[Johannes Focco]
FOCCO (Johannes), bij anderen ook Focco Johannis genaamd, geboren in 1587, was in 1616 reeds in dienst te Holwerd in Friesland, en vertrok van daar in 1619 naar Franeker. Ten gevolge van de verzwakking van zijn geheugen, in 1641, werd hij in 1642 emeritus. Hij overleed den 22sten Maart 1650 aan eene beroerte, die hem overviel ten gevolge eener schrik, hem door een dolzinnige aangejaagd. Hij was eerst gehuwd met Magdalena Wilhelmius, daarna met Tijardka Gerbens. Zijn zoon, Johannes, die zich Johannes Phocylides ab Holwarda noemde, was Hoogleeraar in de wijsbegeerte en zal later behandeld worden.
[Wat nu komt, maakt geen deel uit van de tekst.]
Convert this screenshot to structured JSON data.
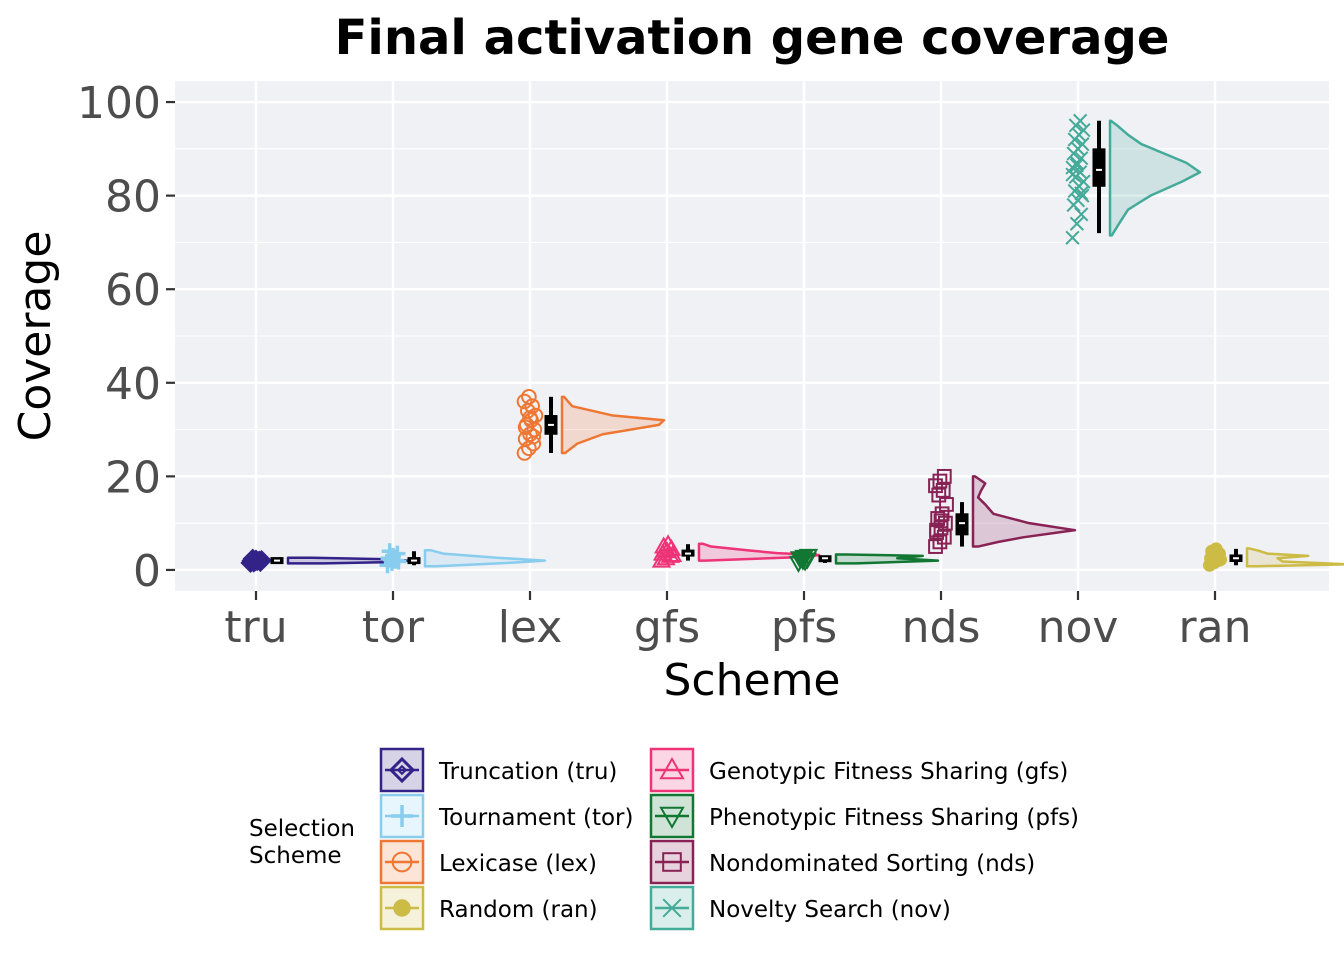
{
  "chart_data": {
    "type": "raincloud",
    "title": "Final activation gene coverage",
    "xlabel": "Scheme",
    "ylabel": "Coverage",
    "ylim": [
      -4.5,
      104.5
    ],
    "yticks": [
      0,
      20,
      40,
      60,
      80,
      100
    ],
    "grid": true,
    "legend": {
      "title_lines": [
        "Selection",
        "Scheme"
      ],
      "placement": "bottom"
    },
    "categories": [
      "tru",
      "tor",
      "lex",
      "gfs",
      "pfs",
      "nds",
      "nov",
      "ran"
    ],
    "series": [
      {
        "key": "tru",
        "name": "Truncation (tru)",
        "color": "#332288",
        "marker": "diamond",
        "points": [
          1.5,
          1.8,
          2,
          2,
          2.2,
          1.7,
          2.4,
          1.9,
          2.1,
          1.6
        ],
        "box": {
          "min": 1.4,
          "q1": 1.8,
          "median": 2,
          "q3": 2.2,
          "max": 2.5
        },
        "density": [
          [
            1.4,
            0.3
          ],
          [
            1.7,
            0.9
          ],
          [
            2.0,
            1.0
          ],
          [
            2.3,
            0.8
          ],
          [
            2.6,
            0.2
          ]
        ],
        "violin_width": 1.0
      },
      {
        "key": "tor",
        "name": "Tournament (tor)",
        "color": "#88CCEE",
        "marker": "plus",
        "points": [
          1,
          1.5,
          2,
          2.5,
          3,
          3.5,
          4,
          2,
          1.8,
          2.2
        ],
        "box": {
          "min": 1.0,
          "q1": 1.7,
          "median": 2,
          "q3": 2.3,
          "max": 4
        },
        "density": [
          [
            0.8,
            0.1
          ],
          [
            1.5,
            0.7
          ],
          [
            2.0,
            1.0
          ],
          [
            2.6,
            0.6
          ],
          [
            3.5,
            0.15
          ],
          [
            4.2,
            0.05
          ]
        ],
        "violin_width": 1.0
      },
      {
        "key": "lex",
        "name": "Lexicase (lex)",
        "color": "#EE7733",
        "marker": "circle",
        "points": [
          25,
          26,
          27,
          28,
          29,
          30,
          31,
          32,
          33,
          34,
          35,
          36,
          37,
          28.5,
          30.5,
          32.5
        ],
        "box": {
          "min": 25,
          "q1": 29,
          "median": 31,
          "q3": 33,
          "max": 37
        },
        "density": [
          [
            25,
            0.03
          ],
          [
            27,
            0.15
          ],
          [
            29,
            0.4
          ],
          [
            31,
            0.95
          ],
          [
            32,
            1.0
          ],
          [
            33,
            0.5
          ],
          [
            35,
            0.1
          ],
          [
            37,
            0.02
          ]
        ],
        "violin_width": 0.85
      },
      {
        "key": "gfs",
        "name": "Genotypic Fitness Sharing (gfs)",
        "color": "#EE3377",
        "marker": "triangle-up",
        "points": [
          2,
          2.5,
          3,
          3.5,
          4,
          4.5,
          5,
          5.5,
          3.2,
          4.2
        ],
        "box": {
          "min": 2,
          "q1": 3,
          "median": 3.5,
          "q3": 4.2,
          "max": 5.5
        },
        "density": [
          [
            2,
            0.05
          ],
          [
            2.8,
            0.9
          ],
          [
            3.2,
            1.0
          ],
          [
            3.6,
            0.65
          ],
          [
            4.2,
            0.4
          ],
          [
            5,
            0.1
          ],
          [
            5.6,
            0.03
          ]
        ],
        "violin_width": 1.0
      },
      {
        "key": "pfs",
        "name": "Phenotypic Fitness Sharing (pfs)",
        "color": "#117733",
        "marker": "triangle-down",
        "points": [
          1.5,
          2,
          2.2,
          2.5,
          2.8,
          3,
          2.4,
          1.8
        ],
        "box": {
          "min": 1.5,
          "q1": 2.0,
          "median": 2.5,
          "q3": 2.8,
          "max": 3
        },
        "density": [
          [
            1.4,
            0.2
          ],
          [
            2.0,
            1.0
          ],
          [
            2.5,
            0.6
          ],
          [
            3.0,
            0.85
          ],
          [
            3.3,
            0.1
          ]
        ],
        "violin_width": 0.85
      },
      {
        "key": "nds",
        "name": "Nondominated Sorting (nds)",
        "color": "#882255",
        "marker": "square",
        "points": [
          5,
          6,
          7,
          8,
          9,
          10,
          11,
          12,
          14,
          16,
          17,
          18,
          19,
          20,
          8.5,
          10.5
        ],
        "box": {
          "min": 5,
          "q1": 7.5,
          "median": 10,
          "q3": 12,
          "max": 14.5
        },
        "density": [
          [
            5,
            0.05
          ],
          [
            6,
            0.25
          ],
          [
            7,
            0.5
          ],
          [
            8.5,
            1.0
          ],
          [
            10,
            0.55
          ],
          [
            12,
            0.2
          ],
          [
            14,
            0.12
          ],
          [
            15.5,
            0.05
          ],
          [
            17,
            0.08
          ],
          [
            18.5,
            0.12
          ],
          [
            20,
            0.02
          ]
        ],
        "violin_width": 0.85
      },
      {
        "key": "nov",
        "name": "Novelty Search (nov)",
        "color": "#44AA99",
        "marker": "cross",
        "points": [
          71,
          74,
          76,
          78,
          79,
          80,
          81,
          82,
          83,
          84,
          85,
          86,
          87,
          88,
          89,
          90,
          91,
          92,
          93,
          94,
          95,
          96,
          84.5,
          86.5,
          80.5
        ],
        "box": {
          "min": 72,
          "q1": 82,
          "median": 85.5,
          "q3": 90,
          "max": 96
        },
        "density": [
          [
            71.5,
            0.02
          ],
          [
            74,
            0.1
          ],
          [
            77,
            0.2
          ],
          [
            80,
            0.45
          ],
          [
            83,
            0.8
          ],
          [
            85,
            1.0
          ],
          [
            87,
            0.85
          ],
          [
            89,
            0.6
          ],
          [
            91,
            0.35
          ],
          [
            93,
            0.2
          ],
          [
            95,
            0.08
          ],
          [
            96,
            0.01
          ]
        ],
        "violin_width": 0.75
      },
      {
        "key": "ran",
        "name": "Random (ran)",
        "color": "#CCBB44",
        "marker": "filled-circle",
        "points": [
          1,
          1.5,
          2,
          2.5,
          3,
          3.5,
          4,
          4.5,
          2.2,
          3.2
        ],
        "box": {
          "min": 1,
          "q1": 1.8,
          "median": 2.5,
          "q3": 3.2,
          "max": 4.5
        },
        "density": [
          [
            0.8,
            0.1
          ],
          [
            1.2,
            1.0
          ],
          [
            1.8,
            0.35
          ],
          [
            2.5,
            0.3
          ],
          [
            3.0,
            0.6
          ],
          [
            3.5,
            0.2
          ],
          [
            4.2,
            0.1
          ],
          [
            4.6,
            0.02
          ]
        ],
        "violin_width": 0.85
      }
    ]
  }
}
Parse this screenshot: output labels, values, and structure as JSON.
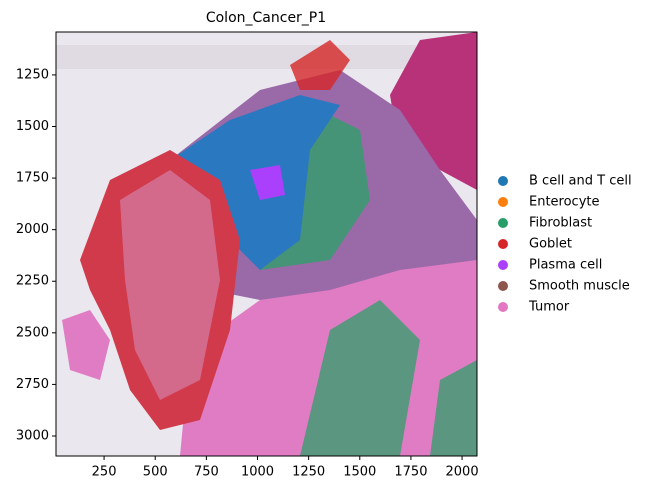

Zijne afbeelding gaat op onderscheidene wijzen in prent uit.
Johannes Focco schreef de volgende werken:
Conciones solemnes de afflictionibus et liberationibus Christianorum in hocce Belgio, quoad periculum ab Heterodoxia et bellis continuis, Franeq. 1643. 4o. 2 Tom.
Proef-Predikatien, Franek. 1648. 4o. Leeuw. 1653. 4o.
Nieuw-Jaars gift, Franek. 1649. 8o.
Conciones Miscellaneae, Franeq. 1650. 4o.
Predikatien over het Geloof, Franek. 1652. 4o.
Zie Greydanus, Naaml. der pred. in de class. van Franeker, bl. 30; Columba en Dreas, Naaml. der pred. in de class. van Dokkum, bl. 119, 120; Vriemoet, Athen. Frisiac. p. 355; van Abkoude, Naamreg. van Ned. Boek. D. I. St. III; Ferwerda, Naaml. van Boek. D. I. bl. 156, 157, St. II. bl. 124; Muller, Cat. van Portr. bl. 134.